ECBS5200 Pre-Work

How LLMs Are Built

Pre-Work Module 09 (Optional)

ECBS5200 — Practical Deep Learning Engineering

Module 09: How LLMs Are Built (Optional)
ECBS5200 Pre-Work

Why this matters for you

This course is about post-training engineering. You receive a pretrained model and adapt it.

But that model didn't appear from nothing. Understanding how it was built helps you:

  • Know what the model already knows (and what it doesn't)
  • Understand why a 494M decoder can beat a 149M encoder
  • Make better decisions about which model to start from
  • Speak the language of the field you're entering
Module 09: How LLMs Are Built (Optional)
ECBS5200 Pre-Work

The pipeline: four stages

1. Pre-training          Learns language from raw text
        ↓
2. Mid-training          (Optional) Domain or capability adaptation
        ↓
3. Post-training         Instruction tuning, alignment
        ↓
4. Your fine-tuning      What this course teaches

Most of the intelligence comes from stage 1. Stages 2-3 shape the behavior. Stage 4 is you.

Module 09: How LLMs Are Built (Optional)
ECBS5200 Pre-Work

Stage 1: Pre-training

The goal: learn to predict text. The model learns language as a side effect.

Model Year Parameters Training tokens Estimated cost
GPT-3 2020 175B 300B ~$4.6M
Llama 2 2023 70B 2T ~$2M+
Llama 3 2024 405B 15T ~$60-100M
Qwen 2.5 2024 0.5B–72B 18T undisclosed
ModernBERT 2024 149M 2T undisclosed

In four years: training data went from 300B to 18T tokens (60x). Costs went from $5M to $100M+.
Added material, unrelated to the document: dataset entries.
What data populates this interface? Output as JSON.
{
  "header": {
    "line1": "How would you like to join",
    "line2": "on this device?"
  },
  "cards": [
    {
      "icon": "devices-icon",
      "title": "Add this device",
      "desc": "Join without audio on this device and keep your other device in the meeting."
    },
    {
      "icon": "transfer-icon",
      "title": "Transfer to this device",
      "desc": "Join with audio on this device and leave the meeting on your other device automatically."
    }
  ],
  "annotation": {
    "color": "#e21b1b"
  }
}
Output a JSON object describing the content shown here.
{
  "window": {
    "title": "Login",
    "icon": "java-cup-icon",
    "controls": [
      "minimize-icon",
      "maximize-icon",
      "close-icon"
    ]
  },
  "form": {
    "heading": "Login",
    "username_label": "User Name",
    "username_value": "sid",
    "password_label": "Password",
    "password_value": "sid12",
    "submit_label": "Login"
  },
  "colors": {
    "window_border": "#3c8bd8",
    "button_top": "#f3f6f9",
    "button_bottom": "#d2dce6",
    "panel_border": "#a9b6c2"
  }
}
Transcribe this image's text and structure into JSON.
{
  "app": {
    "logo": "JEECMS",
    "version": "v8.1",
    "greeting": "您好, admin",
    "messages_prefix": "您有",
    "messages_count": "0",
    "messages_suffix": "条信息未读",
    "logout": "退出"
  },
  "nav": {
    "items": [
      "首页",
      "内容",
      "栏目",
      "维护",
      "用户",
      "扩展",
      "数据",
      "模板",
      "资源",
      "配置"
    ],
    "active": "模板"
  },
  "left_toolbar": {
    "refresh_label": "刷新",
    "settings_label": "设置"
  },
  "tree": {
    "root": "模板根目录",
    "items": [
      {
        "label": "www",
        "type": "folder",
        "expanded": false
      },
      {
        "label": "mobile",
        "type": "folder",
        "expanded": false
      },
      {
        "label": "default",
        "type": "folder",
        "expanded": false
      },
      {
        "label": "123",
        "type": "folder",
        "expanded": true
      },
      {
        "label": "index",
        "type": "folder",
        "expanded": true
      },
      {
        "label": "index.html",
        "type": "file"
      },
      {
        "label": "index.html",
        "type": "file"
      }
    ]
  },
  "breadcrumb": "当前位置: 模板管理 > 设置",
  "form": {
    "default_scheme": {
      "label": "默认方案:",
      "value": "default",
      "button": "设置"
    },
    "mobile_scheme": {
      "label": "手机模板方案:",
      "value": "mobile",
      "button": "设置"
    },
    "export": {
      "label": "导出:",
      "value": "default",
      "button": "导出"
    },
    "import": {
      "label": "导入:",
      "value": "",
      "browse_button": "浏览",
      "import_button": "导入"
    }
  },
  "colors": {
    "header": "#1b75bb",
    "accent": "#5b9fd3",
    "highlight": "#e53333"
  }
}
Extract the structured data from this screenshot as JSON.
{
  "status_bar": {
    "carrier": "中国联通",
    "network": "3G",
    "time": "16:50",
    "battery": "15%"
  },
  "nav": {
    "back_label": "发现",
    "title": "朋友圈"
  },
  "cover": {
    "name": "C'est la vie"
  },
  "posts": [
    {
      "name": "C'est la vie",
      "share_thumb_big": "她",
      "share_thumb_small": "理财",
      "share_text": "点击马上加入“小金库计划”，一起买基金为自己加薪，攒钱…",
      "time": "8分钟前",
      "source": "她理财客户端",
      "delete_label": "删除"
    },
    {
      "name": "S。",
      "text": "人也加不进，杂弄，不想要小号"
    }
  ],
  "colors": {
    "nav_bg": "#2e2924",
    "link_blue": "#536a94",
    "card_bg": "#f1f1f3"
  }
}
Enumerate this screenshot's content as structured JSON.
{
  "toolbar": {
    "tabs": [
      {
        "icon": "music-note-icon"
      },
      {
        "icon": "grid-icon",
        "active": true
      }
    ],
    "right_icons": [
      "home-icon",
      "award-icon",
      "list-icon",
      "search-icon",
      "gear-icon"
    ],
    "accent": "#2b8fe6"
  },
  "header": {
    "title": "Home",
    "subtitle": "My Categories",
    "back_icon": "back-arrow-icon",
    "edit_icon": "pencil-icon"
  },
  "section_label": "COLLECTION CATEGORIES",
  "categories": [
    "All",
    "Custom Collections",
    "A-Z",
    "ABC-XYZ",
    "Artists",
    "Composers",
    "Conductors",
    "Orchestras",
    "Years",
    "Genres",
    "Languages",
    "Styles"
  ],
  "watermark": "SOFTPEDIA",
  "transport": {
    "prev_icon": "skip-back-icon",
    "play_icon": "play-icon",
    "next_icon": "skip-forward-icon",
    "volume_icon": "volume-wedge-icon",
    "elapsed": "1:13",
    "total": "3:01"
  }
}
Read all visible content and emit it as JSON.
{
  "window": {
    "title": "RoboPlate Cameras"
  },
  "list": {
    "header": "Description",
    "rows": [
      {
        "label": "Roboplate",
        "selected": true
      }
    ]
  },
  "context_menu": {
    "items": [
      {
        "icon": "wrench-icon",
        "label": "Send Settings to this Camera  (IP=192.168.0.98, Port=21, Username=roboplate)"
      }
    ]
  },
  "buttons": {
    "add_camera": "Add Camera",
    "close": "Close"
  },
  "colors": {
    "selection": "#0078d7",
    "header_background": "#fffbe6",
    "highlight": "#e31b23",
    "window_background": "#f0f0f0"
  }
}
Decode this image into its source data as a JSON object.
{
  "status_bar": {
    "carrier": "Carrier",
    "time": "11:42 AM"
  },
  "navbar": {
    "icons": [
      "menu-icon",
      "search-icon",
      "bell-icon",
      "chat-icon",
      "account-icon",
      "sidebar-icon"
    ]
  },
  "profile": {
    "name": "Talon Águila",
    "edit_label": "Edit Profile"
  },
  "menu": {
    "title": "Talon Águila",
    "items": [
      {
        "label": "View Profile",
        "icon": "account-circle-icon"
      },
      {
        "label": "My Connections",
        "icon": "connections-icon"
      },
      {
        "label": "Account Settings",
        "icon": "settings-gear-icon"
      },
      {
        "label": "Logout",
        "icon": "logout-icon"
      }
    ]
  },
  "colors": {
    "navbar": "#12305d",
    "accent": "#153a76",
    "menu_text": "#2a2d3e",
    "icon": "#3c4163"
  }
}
Module 09: How LLMs Are Built (Optional)
ECBS5200 Pre-Work

Encoders vs decoders: why both exist

Encoder Decoder
Reads text All at once (bidirectional) Left to right (causal mask)
Pre-training task Fill in masked words Predict next word
Good at Understanding, classification Generation, and also classification
For classification One forward pass Also one forward pass (with classification head)
Example ModernBERT (149M) Qwen 2.5 (0.5B–72B)

For classification, the speed difference comes from model size, not architecture. A 494M decoder is ~3x slower than a 149M encoder because it has 3x more parameters — not because it's a decoder.

Module 09: How LLMs Are Built (Optional)
ECBS5200 Pre-Work

Scaling laws: why bigger models are better

In 2020, OpenAI published a finding that changed the field:

Model quality scales predictably with three things:

  1. Number of parameters
  2. Amount of training data
  3. Amount of compute

Double the compute → predictable improvement in quality. No plateaus, no diminishing returns (within the range studied).

The Chinchilla insight (2022): most models were too big for their data. A smaller model trained on more data beats a larger model trained on less.

Module 09: How LLMs Are Built (Optional)
ECBS5200 Pre-Work

What scaling laws mean for this course

You will work with two models:

  • ModernBERT-base: 149M parameters, trained on 2T tokens
  • Qwen2.5-0.5B: 494M parameters, trained on 18T tokens

The decoder has 3.3x more parameters trained on 9x more data.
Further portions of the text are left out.